Princess Carolina of Naples and Sicily’s parents were double first cousins. The Two Sicilies Royal Family was a branch of the Spanish House of Bourbon. The grandson of Charles X, Henri was a Petit-Fils de France. He was the last legitimate descendant in the male line of Louis XV of France.
Charles X named Louis Philippe, Duke of Orléans (from the Orléans branch of the House of Bourbon descendants of Philippe I, Duke of Orléans, the brother of King Louis XIV) Lieutenant général du royaume, and charged him to announce his desire to have his grandson succeed him to the popularly elected Chamber of Deputies.

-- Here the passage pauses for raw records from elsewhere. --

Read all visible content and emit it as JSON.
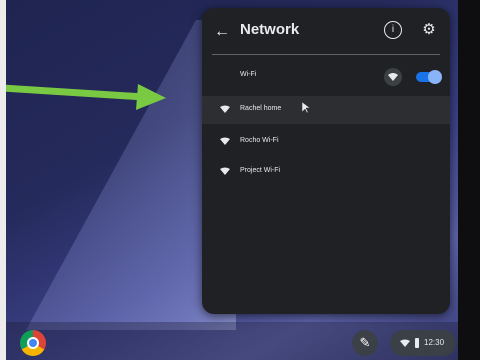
{
  "panel": {
    "title": "Network",
    "back_icon": "arrow-back-icon",
    "info_icon": "info-icon",
    "settings_icon": "gear-icon"
  },
  "wifi": {
    "label": "Wi-Fi",
    "enabled": true
  },
  "networks": [
    {
      "name": "Rachel home",
      "hovered": true
    },
    {
      "name": "Rocho Wi-Fi",
      "hovered": false
    },
    {
      "name": "Project Wi-Fi",
      "hovered": false
    }
  ],
  "tray": {
    "time": "12:30"
  },
  "colors": {
    "panel_bg": "#202124",
    "toggle_on": "#1a73e8",
    "arrow": "#7ac943"
  }
}
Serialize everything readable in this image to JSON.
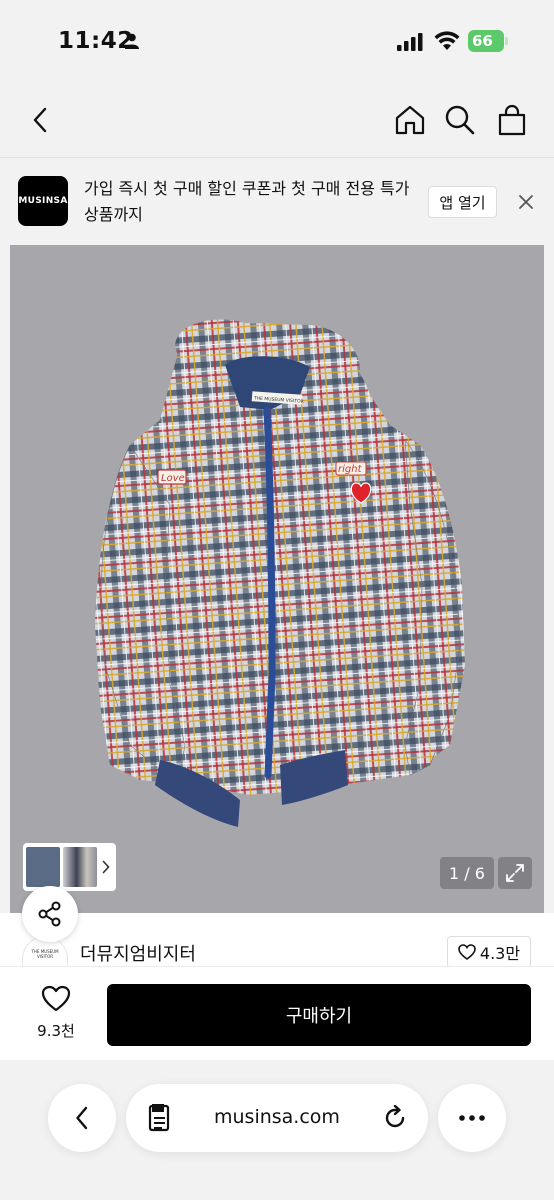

Louis Philippe did not do this, in order to increase his own chances of succession. As a consequence, because the Chamber of Deputies was aware of Louis Philippe’s liberal policies and of his popularity with the masses, they proclaimed Louis Philippe as the new French king, displacing the senior branch of the House of Bourbon. For the prior eleven days Louis Philippe had been acting as the regent for the young King Henri V of France and Navarre, his fifth cousin twice removed.
Charles X and his family, including his grandson, went into exile in Britain. The young ex-king, Henri V, the Duke of Bordeaux, who, in exile, took the title of comte de Chambord, later became the pretender to the throne of France and was supported by the Legitimists.
Charles died in 1836 in Gorizia, then part of the Austrian Empire. He was the last of the French rulers from the senior branch of the House of Bourbon.